Michele Emiliano: in aspettativa dal 2003
Infatti, Michele Emiliano è, dal 2003, in aspettativa e non svolge le funzioni di magistrato per l’espletamento dei mandati elettorali. “In questi 13 anni ho sempre fatto politica all’interno di formazioni politiche assimilabili a partiti politici, prima liste civiche e poi nel Pd a partire dal 2007. L’ho fatto fin dall’inizio richiedendo l’aspettativa, anche se la legge non mi obbligava a farlo. L’aspettativa serviva a far cessare l’esercizio delle funzioni ed a rispettare il divieto di iscrizione ai partiti per i magistrati. Ho avuto per questo un blocco di carriera che avrei evitato se avessi scelto di rimanere in servizio come la legge mi consentiva”.
A non convincere il presidente pugliese è anche la tempistica dell’iniziativa disciplinare e della calendarizzazione del giudizio. La richiesta di avvio del processo disciplinare nei confronti di Emiliano risale al 2014, prima della sua candidatura alle regionali 2015, e culmina ora con la richiesta di giudizio a suo carico, fissata per il 6 febbraio prossimo.
“Sono l’unico magistrato nella storia d’Italia, proprio in questi giorni e chissà perché, ad avere problemi di questo genere”, osserva. “Secondo la teoria accusatoria – ribatte ancora Emiliano – esisterebbero dunque due tipi di politici in Italia.

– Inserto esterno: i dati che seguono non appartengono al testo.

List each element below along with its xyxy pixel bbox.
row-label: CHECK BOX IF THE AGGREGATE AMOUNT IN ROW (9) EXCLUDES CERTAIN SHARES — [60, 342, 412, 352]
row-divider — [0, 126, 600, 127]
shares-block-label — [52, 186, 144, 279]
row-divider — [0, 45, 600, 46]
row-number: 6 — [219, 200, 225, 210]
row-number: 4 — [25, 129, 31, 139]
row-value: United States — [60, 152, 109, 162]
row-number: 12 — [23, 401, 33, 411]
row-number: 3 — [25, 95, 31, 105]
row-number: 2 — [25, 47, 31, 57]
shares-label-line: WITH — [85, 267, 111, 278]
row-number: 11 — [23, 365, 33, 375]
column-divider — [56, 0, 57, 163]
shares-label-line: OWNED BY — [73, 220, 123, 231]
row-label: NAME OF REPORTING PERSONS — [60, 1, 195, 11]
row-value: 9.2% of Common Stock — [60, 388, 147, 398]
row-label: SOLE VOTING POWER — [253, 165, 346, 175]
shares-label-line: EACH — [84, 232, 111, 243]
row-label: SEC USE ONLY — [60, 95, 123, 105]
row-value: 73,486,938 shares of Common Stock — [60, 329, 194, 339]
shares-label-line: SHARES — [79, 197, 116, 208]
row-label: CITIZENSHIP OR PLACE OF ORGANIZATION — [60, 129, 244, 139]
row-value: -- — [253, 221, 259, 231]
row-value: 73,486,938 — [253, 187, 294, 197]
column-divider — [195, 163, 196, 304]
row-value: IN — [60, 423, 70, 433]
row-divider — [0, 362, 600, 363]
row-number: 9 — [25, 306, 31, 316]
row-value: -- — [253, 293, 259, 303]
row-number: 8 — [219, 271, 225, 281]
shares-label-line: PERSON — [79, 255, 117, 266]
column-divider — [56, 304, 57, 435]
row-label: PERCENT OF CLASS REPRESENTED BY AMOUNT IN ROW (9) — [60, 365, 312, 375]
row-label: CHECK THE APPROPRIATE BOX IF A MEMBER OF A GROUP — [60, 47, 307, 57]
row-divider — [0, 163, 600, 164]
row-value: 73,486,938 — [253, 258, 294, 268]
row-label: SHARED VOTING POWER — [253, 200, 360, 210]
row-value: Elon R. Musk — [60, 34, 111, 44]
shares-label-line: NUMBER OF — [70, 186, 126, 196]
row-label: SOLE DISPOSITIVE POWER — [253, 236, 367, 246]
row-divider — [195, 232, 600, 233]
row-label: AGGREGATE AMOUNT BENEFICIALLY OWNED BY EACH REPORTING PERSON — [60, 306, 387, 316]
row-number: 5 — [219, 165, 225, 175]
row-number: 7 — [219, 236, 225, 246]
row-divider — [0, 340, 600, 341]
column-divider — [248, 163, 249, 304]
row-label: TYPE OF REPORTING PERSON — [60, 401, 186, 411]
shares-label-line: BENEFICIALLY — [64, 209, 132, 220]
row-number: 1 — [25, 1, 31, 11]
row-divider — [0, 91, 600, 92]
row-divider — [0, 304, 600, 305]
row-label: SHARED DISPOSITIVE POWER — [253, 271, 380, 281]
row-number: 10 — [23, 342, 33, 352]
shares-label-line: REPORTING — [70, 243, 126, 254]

Quelli che una volta eletti dal popolo hanno il diritto di costruire la politica nazionale dentro i partiti, ai sensi dell’articolo 49 della Costituzione, e quelli che possono essere eletti, ma devono rimanere da soli, senza la possibilità di fare politica in partiti o gruppi parlamentari di partito. Tra questi ultimi – prosegue – ci sono solo i magistrati. Che dovrebbero dunque farsi eleggere senza candidarsi in liste di partito o iscriversi a gruppi parlamentari. Che differenza vi sarebbe tra una tessera di partito e la candidatura in un partito o l’iscrizione a un gruppo parlamentare?”. E conclude: “Non temo dunque il giudizio del Csm, al quale mi rimetto con fiducia”.